I smiled at him, quizzically.

‘Could you get out of the car?’ No please, no sir. Three bags full of edge and irritation. He was eager for violence now. He was bouncing lightly on the balls of his feet. I’ve seen that before, too. Right before the blood starts flying.

‘I could, yes.’

Instead, I floored it and traversed the fifty metres or so to the exit with No. 3 gurning against my windscreen. He slid off as I turned the Merc on to the main road, but his greasy expression of astonishment remained until I parked up in a lay-by, half a mile further along the road, and wiped it off with my handkerchief. I changed out of my Merrells into a pair of waterproof Caterpillar boots that I keep in the back of the car, and slid down the embankment to a barbed-wire fence. Once I’d picked my way gingerly through that, I found myself in a field populated by a piebald horse watching me in the good-natured way that horses do. I took my bearings and angled through the field. Ten minutes later I saw another fence, this one wooden, painted white. Beyond that I saw the tip of the pavilion. By the time I’d climbed over the fence, I could see the edge of the main hospital building.

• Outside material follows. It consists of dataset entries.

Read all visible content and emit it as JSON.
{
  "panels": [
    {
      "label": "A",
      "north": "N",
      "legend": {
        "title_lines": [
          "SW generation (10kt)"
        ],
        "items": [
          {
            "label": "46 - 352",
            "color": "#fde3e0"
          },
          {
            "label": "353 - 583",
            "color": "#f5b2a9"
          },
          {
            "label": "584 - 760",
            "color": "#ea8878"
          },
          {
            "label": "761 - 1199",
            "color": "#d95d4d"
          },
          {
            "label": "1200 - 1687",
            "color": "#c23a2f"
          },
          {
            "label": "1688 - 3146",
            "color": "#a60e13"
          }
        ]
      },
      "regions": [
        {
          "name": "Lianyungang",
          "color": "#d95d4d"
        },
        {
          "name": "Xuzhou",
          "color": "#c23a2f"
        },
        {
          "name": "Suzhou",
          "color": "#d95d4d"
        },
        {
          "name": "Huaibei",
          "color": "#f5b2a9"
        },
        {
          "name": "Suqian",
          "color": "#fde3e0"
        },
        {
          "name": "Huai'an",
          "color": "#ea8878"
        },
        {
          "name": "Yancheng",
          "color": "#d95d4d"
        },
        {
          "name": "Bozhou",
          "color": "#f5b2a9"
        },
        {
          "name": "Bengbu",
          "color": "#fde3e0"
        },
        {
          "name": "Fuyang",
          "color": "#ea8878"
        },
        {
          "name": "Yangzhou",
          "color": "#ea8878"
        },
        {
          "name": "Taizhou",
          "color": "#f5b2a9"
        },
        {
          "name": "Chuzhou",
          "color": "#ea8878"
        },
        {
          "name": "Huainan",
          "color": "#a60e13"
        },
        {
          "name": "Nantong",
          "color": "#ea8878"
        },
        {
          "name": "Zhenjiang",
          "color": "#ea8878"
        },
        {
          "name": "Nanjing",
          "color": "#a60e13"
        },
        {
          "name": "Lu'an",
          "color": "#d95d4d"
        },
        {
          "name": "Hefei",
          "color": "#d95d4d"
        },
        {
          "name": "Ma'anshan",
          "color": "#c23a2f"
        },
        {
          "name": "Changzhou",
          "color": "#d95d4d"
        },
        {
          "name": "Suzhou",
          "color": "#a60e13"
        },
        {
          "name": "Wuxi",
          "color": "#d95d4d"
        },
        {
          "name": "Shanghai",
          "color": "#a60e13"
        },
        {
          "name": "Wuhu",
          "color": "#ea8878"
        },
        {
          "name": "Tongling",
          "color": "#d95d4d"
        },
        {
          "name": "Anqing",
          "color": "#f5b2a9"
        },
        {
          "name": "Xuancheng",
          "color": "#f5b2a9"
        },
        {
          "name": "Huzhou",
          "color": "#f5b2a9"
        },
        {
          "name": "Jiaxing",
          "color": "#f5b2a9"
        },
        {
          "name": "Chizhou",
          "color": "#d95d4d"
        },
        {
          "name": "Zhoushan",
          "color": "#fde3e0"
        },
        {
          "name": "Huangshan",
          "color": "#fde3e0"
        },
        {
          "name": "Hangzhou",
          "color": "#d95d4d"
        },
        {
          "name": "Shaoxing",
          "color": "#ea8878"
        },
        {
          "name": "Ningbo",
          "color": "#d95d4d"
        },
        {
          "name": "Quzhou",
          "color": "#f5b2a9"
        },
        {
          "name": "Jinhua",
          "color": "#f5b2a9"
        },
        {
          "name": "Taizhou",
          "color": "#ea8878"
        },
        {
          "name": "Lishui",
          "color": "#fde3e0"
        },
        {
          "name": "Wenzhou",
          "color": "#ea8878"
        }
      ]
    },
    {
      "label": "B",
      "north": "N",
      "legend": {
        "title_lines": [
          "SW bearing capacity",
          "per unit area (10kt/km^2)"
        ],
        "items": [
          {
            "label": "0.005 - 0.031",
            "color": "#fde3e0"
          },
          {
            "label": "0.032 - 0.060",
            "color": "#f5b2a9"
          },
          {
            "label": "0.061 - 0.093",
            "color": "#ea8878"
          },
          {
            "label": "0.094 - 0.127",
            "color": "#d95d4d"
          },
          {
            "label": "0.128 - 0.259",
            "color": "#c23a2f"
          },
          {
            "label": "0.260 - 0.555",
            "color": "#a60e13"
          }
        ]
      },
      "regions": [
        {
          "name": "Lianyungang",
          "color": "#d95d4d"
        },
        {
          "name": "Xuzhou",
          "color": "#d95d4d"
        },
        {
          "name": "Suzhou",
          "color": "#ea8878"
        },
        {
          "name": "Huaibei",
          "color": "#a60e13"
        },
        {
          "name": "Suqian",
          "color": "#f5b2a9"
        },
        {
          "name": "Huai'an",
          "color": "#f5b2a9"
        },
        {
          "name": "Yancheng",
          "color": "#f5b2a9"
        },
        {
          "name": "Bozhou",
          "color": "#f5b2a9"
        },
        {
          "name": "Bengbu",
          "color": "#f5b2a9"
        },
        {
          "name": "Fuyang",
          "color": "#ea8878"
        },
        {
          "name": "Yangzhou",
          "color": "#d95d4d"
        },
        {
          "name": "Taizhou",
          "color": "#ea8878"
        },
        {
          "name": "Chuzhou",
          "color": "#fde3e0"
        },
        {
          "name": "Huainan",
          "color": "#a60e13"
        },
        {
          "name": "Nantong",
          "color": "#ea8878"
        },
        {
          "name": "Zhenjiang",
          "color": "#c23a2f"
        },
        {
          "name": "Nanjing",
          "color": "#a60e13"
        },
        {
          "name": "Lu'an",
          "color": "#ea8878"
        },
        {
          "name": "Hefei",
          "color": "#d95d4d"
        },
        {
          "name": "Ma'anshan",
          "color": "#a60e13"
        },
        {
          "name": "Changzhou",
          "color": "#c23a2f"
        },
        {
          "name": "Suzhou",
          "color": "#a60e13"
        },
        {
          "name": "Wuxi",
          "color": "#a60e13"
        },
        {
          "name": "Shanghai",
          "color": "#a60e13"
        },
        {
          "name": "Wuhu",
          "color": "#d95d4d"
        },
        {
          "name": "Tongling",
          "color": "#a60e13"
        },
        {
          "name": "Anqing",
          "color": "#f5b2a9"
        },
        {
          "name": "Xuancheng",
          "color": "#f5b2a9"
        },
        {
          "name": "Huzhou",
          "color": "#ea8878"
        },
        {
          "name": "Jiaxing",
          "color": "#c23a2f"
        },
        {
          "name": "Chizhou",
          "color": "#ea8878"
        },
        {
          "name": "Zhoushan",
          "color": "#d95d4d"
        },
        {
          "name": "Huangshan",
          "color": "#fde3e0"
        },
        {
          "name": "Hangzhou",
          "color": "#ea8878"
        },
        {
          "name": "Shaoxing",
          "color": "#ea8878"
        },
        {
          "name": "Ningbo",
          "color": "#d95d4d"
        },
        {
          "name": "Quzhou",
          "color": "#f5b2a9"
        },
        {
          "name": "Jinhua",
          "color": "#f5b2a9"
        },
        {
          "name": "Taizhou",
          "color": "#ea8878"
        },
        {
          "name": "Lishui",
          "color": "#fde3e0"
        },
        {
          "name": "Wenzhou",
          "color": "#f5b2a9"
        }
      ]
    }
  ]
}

I reached the rear of the pavilion and checked my watch. Night was due to start its shift here in a couple of hours. Till then I had the crude graffiti scrawled on the back of the pavilion to keep me company. That, the cold, and the grumble of hunger in my belly.

* * *

Becs came to me, during those cold two hours, after I had given up trying to break into the pavilion to see if there were any barrels of biscuits from the previous summer’s afternoon teas. She sat with me while I huddled against the back wall, under the red words SHAZ SUX COX, looking out over the field I had trudged across as it turned dusty, its white fence growing ghostly in the gloaming. I didn’t turn to look at her, in case that meant she would go away. I stared straight ahead and we talked in low voices, about Sarah, mostly, but also about Melanie. When it was time to get up and turn my thoughts to other things, I could remember nothing of our chat apart from the way she had said it would be all right, really, if I wanted to be with someone else:
Being with someone else doesn’t mean that you’re not with me as well.

The cricket pitch had meanwhile become a black hole separating me from the hospital. Lights now punched through the blocks of brown stone. I saw silhouettes in the windows, figures looking out at the screaming miles of darkness and seeing nothing but a mirror for their own minds. I wiped away my tears and began to walk the boundary that would take me along a line of tall, slender cypress trees, keeping me hidden until I reached the forecourt. As I got nearer, I checked for possible ways in to the building. The visitors’ car park was still being used, which was a relief: it would mean I probably wouldn’t be stopped if I was spotted wandering the wards. To bolster my chances, I snatched up a handful of irises from a flower bed at the edge of the car park, and returned to focusing my scrutiny on the doors. My best choice, I decided, was not one of the orthodox entrances that might be manned by security muppets looking out for me to return. Instead, my attention was drawn to the fire doors, and one in particular, since it seemed to provide unofficial access for admin slaves who needed to pop outside for a cigarette break. To facilitate ease of passage, a brick had been placed against the door to prevent it locking and thus stranding poor, freezing nicotine addicts on the wrong side of it. I watched while a group of three women shivered there and turned the air blue, then hurried back inside. As soon as they were gone, I rushed out of the shadows, across the road, and in through the same door. Wisps of smoke hung around the chilly interior, along with the dulling echoes of heels on stone steps, the chatter and laughter of colleagues well known to each other.